調査は数日に渡って行われたが何も発見はなかったという。なにも――彼女の遺体からは他人の指紋もDNAも検出されなかった。不審なものは何も発見されず、それこそものだけでなくDNA等も見つからなった。
逆にそれが不審とも取れるが、調査の結果として要の自殺という答えが出された。無能な警察たちはそれ以上調査をしようとせず、取り調べも特に行われなかった。
それから学校が始まった。生徒たちは人が死んだことなどなかったかのように、相変わらずの様子だった。馬鹿な男子生徒たちはくだらない話で盛り上がり、女子生徒は最近人気の俳優だのアイドルだのこちらもくだらない話にうつつを抜かしている。
それにしてもなにか気にならないか? 彼女は人気者だったんだ。誰か1人でも悲しむ素振りくらい見せてもいいのではないか。それなのに誰1人としてそんな素振りを見せなかったのだ。教師、クラスメイト、そして彼女の周りにいた人たちでさえも......。
そうして一日は終わった。滞りなく授業は進められ放課後を迎える。足早に帰宅する生徒、部活に精を出す生徒、校内で用事もなく暇を持て余す生徒など、放課後の過ごし方は十人十色だった。
――僕は知っている要が周りの人間に振り回され、ぐちゃぐちゃにかき乱されて殺されたこと。確かに要は自殺した。だけどそれは単なる自殺じゃない。要の周りをうざいくらいに渦巻く悪意に殺されたんだ。
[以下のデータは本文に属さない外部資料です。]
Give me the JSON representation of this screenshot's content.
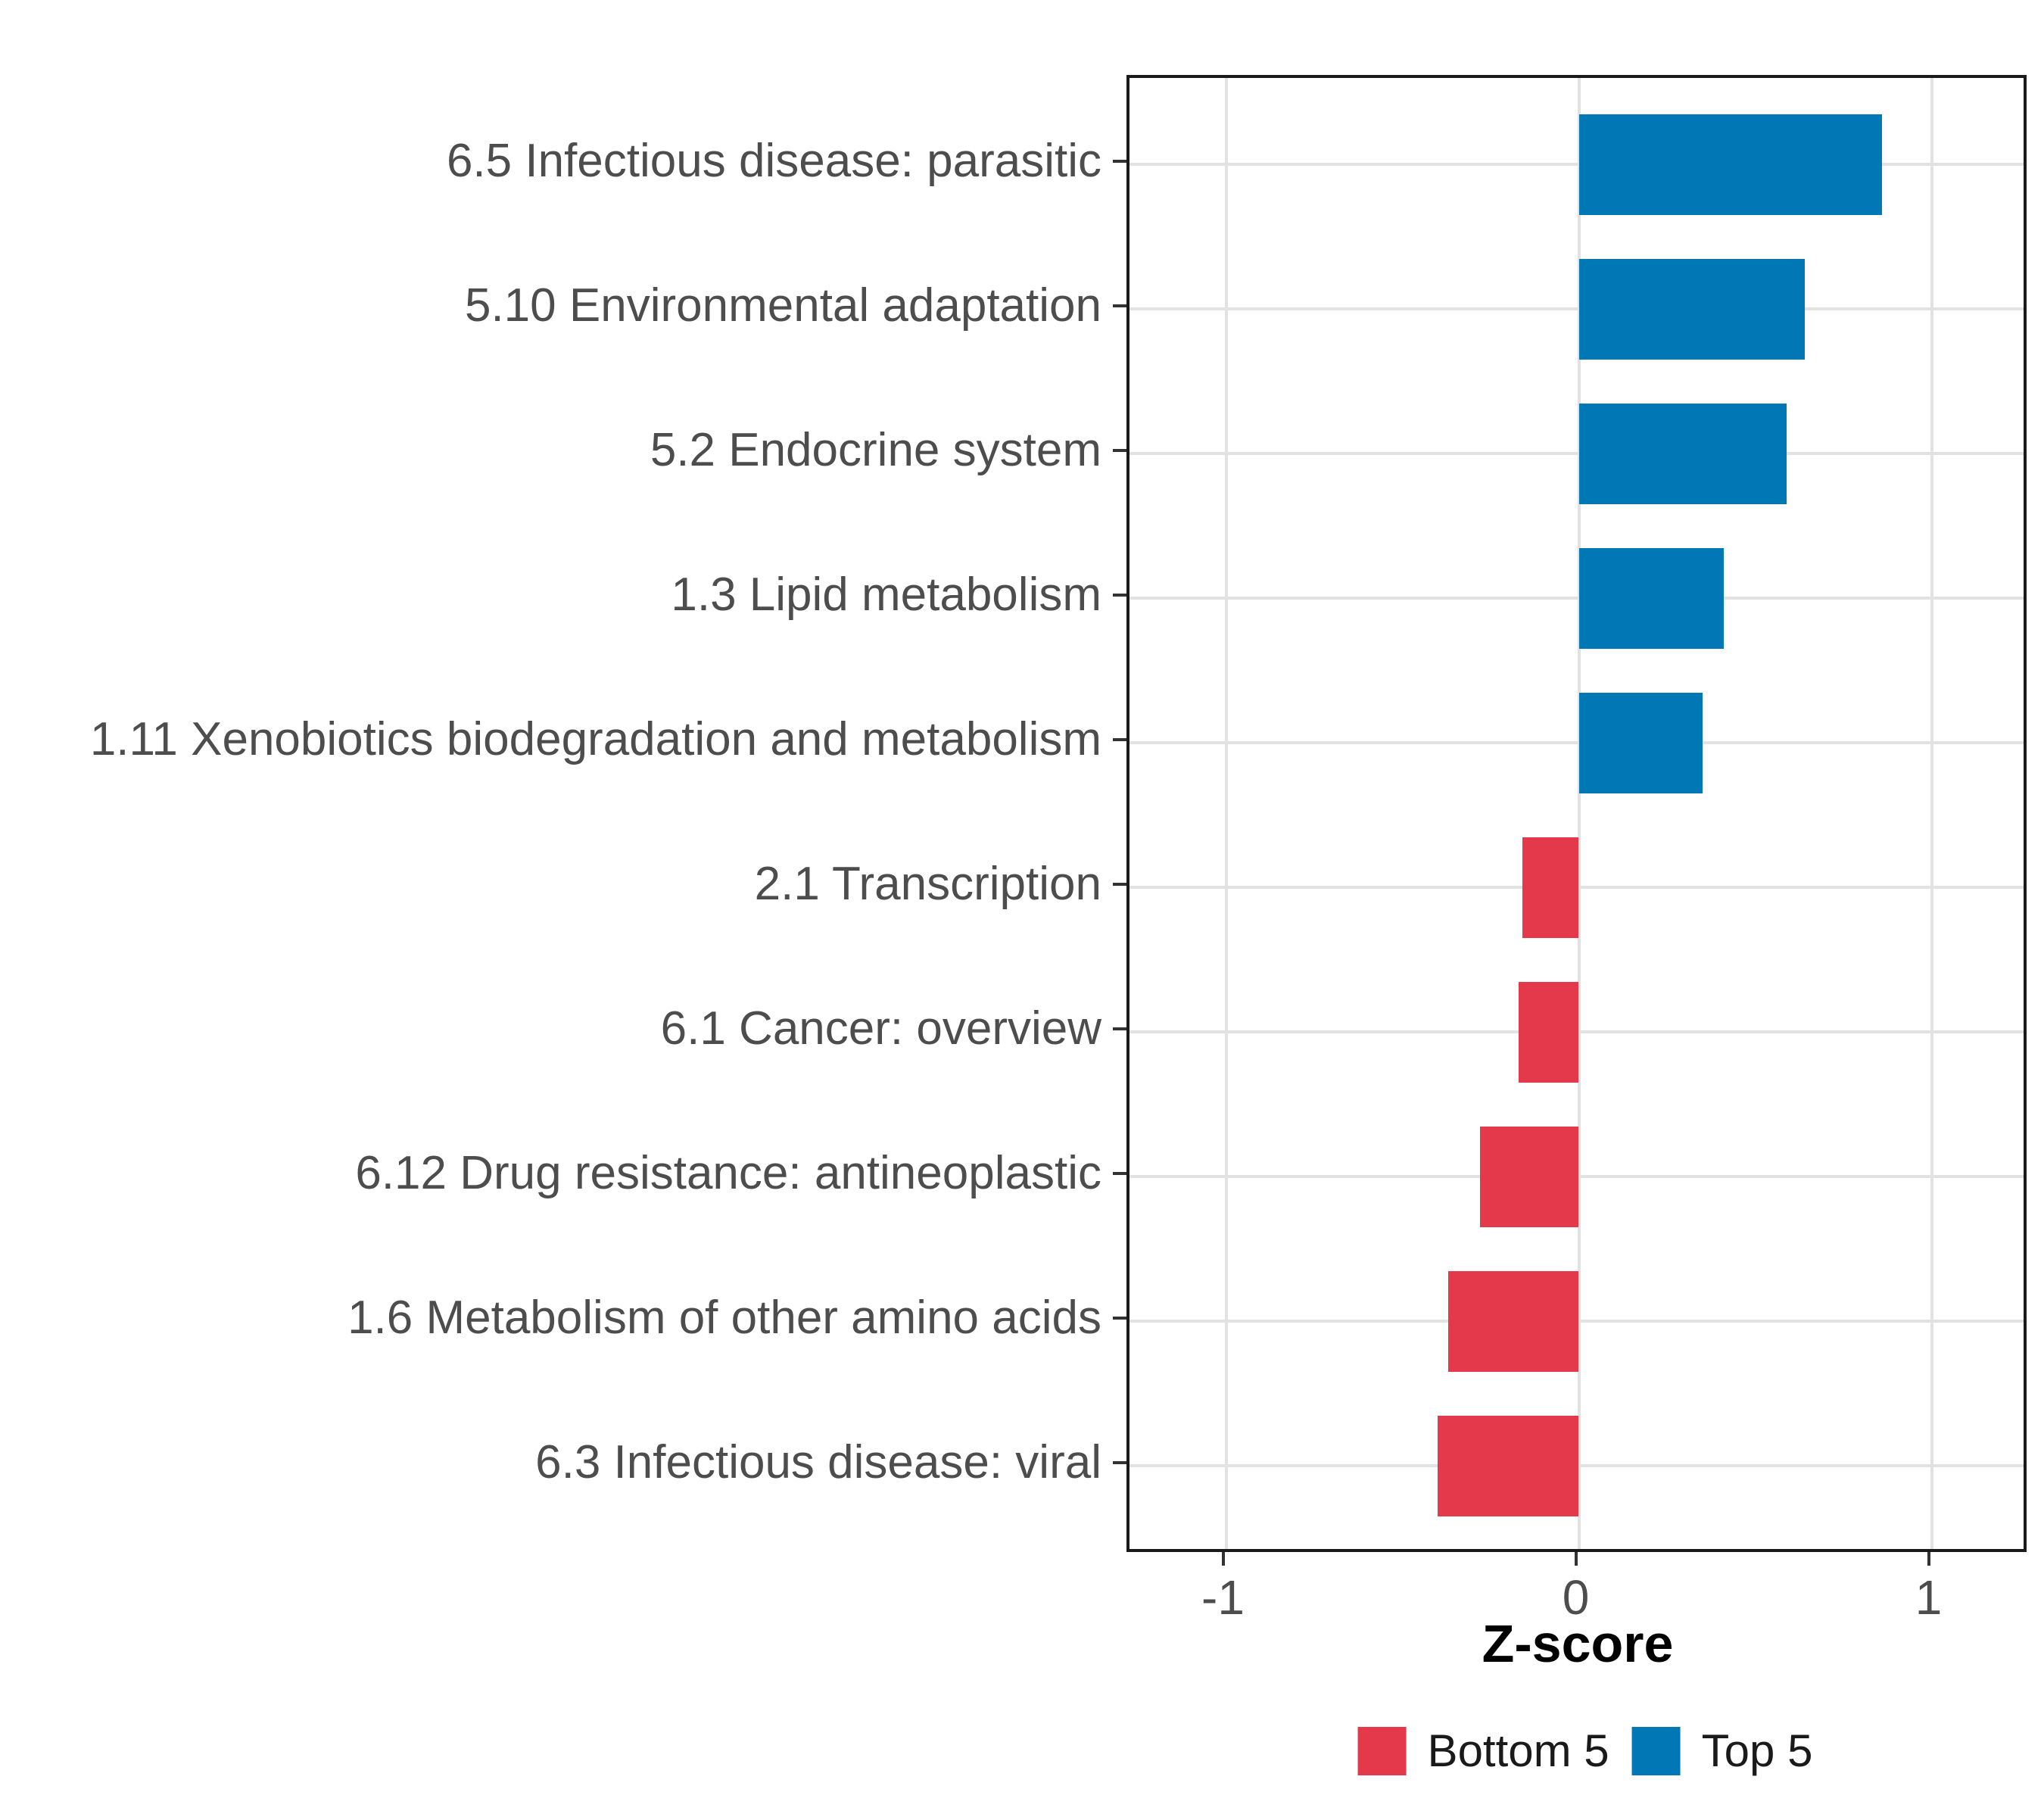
{
  "chart_data": {
    "type": "bar",
    "orientation": "horizontal",
    "title": "",
    "xlabel": "Z-score",
    "ylabel": "",
    "xlim": [
      -1.28,
      1.28
    ],
    "x_ticks": [
      "-1",
      "0",
      "1"
    ],
    "x_tick_values": [
      -1,
      0,
      1
    ],
    "grid": "major-only",
    "legend_position": "bottom",
    "categories": [
      "6.5 Infectious disease: parasitic",
      "5.10 Environmental adaptation",
      "5.2 Endocrine system",
      "1.3 Lipid metabolism",
      "1.11 Xenobiotics biodegradation and metabolism",
      "2.1 Transcription",
      "6.1 Cancer: overview",
      "6.12 Drug resistance: antineoplastic",
      "1.6 Metabolism of other amino acids",
      "6.3 Infectious disease: viral"
    ],
    "series": [
      {
        "name": "Z-score",
        "values": [
          0.86,
          0.64,
          0.59,
          0.41,
          0.35,
          -0.16,
          -0.17,
          -0.28,
          -0.37,
          -0.4
        ],
        "groups": [
          "Top 5",
          "Top 5",
          "Top 5",
          "Top 5",
          "Top 5",
          "Bottom 5",
          "Bottom 5",
          "Bottom 5",
          "Bottom 5",
          "Bottom 5"
        ]
      }
    ],
    "legend": [
      {
        "label": "Bottom 5",
        "color": "#E4394A"
      },
      {
        "label": "Top 5",
        "color": "#0277B5"
      }
    ],
    "colors": {
      "Bottom 5": "#E4394A",
      "Top 5": "#0277B5"
    }
  },
  "style": {
    "background": "#FFFFFF",
    "panel_background": "#FFFFFF",
    "panel_border": "#1A1A1A",
    "gridline": "#E2E2E2",
    "axis_text": "#4D4D4D",
    "tick_mark": "#333333",
    "axis_title_text": "#000000",
    "legend_text": "#1A1A1A"
  }
}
決して僕が要の死を認めたくない訳じゃない。死者の命を甦らせること
表向きは『みんな大好き人気者の真白要ちゃん!』だった。......表向きだけは。
彼女は何もかも優れていて完璧だった。だからそれを妬んだ者は彼女に嫌がらせを行った。初めは軽いもので、物がなくなったり数人から無視されたり、けれど全然耐えられるものであった。それが日を増すごとに酷くなっていったのは言うまでもないだろう。もう口にするにもおぞましいことが彼女の身に起きていた。
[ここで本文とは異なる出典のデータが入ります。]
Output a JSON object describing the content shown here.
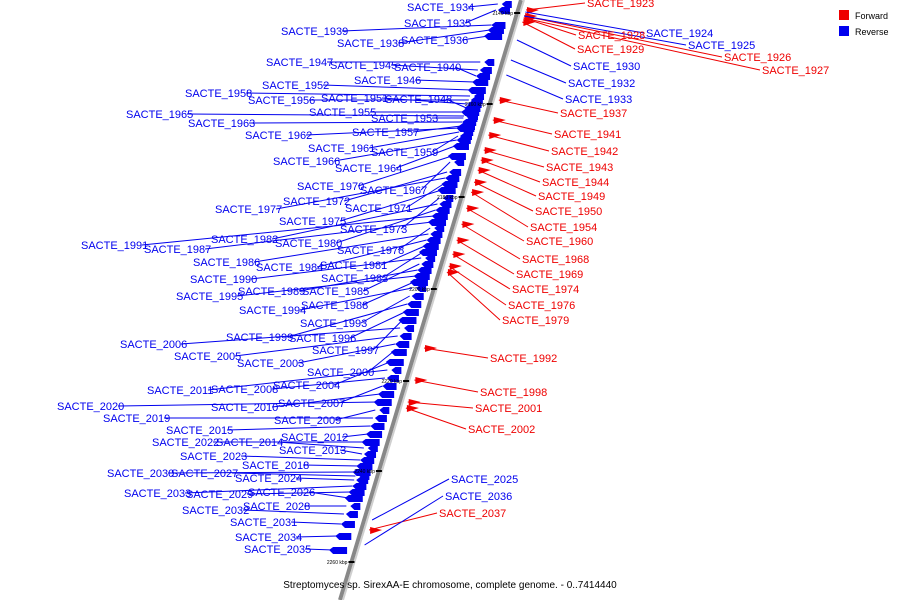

しかしその嫌がらせなんかより酷いのがみんな見てみぬふりをして、あくまで彼女がいじめられることは日常の1つであり、みんなの憧れの的でありながら、妬み疎まれる存在だった。流れる噂はどれも彼女を称賛するものばかりで教師たちはそれを信じ切って何も疑わず時が流れていった。
彼女はそんな日常にもう慣れていた。他人と友達ごっこをすることも、他人からいじめられることも。なのにこんなことが起きてしまったのだ――
翌日、また変わらない学校生活が始まった。もし違うところを上げるとしたら彼女がいないというだけ――と思われていたが、そうではなかった。
ある一人の生徒の引き出しに一通の手紙が入っていた。それは四葉のクローバーの描かれた可愛らしい便箋に包まれて、差出人の名前には”真白”とあった。真白と言われて思いつく人物は真白要ただ1人。彼女は死んだはずなのに、そんな彼女から手紙が届いたのだ。
手紙を贈られた生徒は誰にも気づかれないようにして手紙を制服のポケットに入れて、1人ひっそりと息を呑み額に汗をにじませた。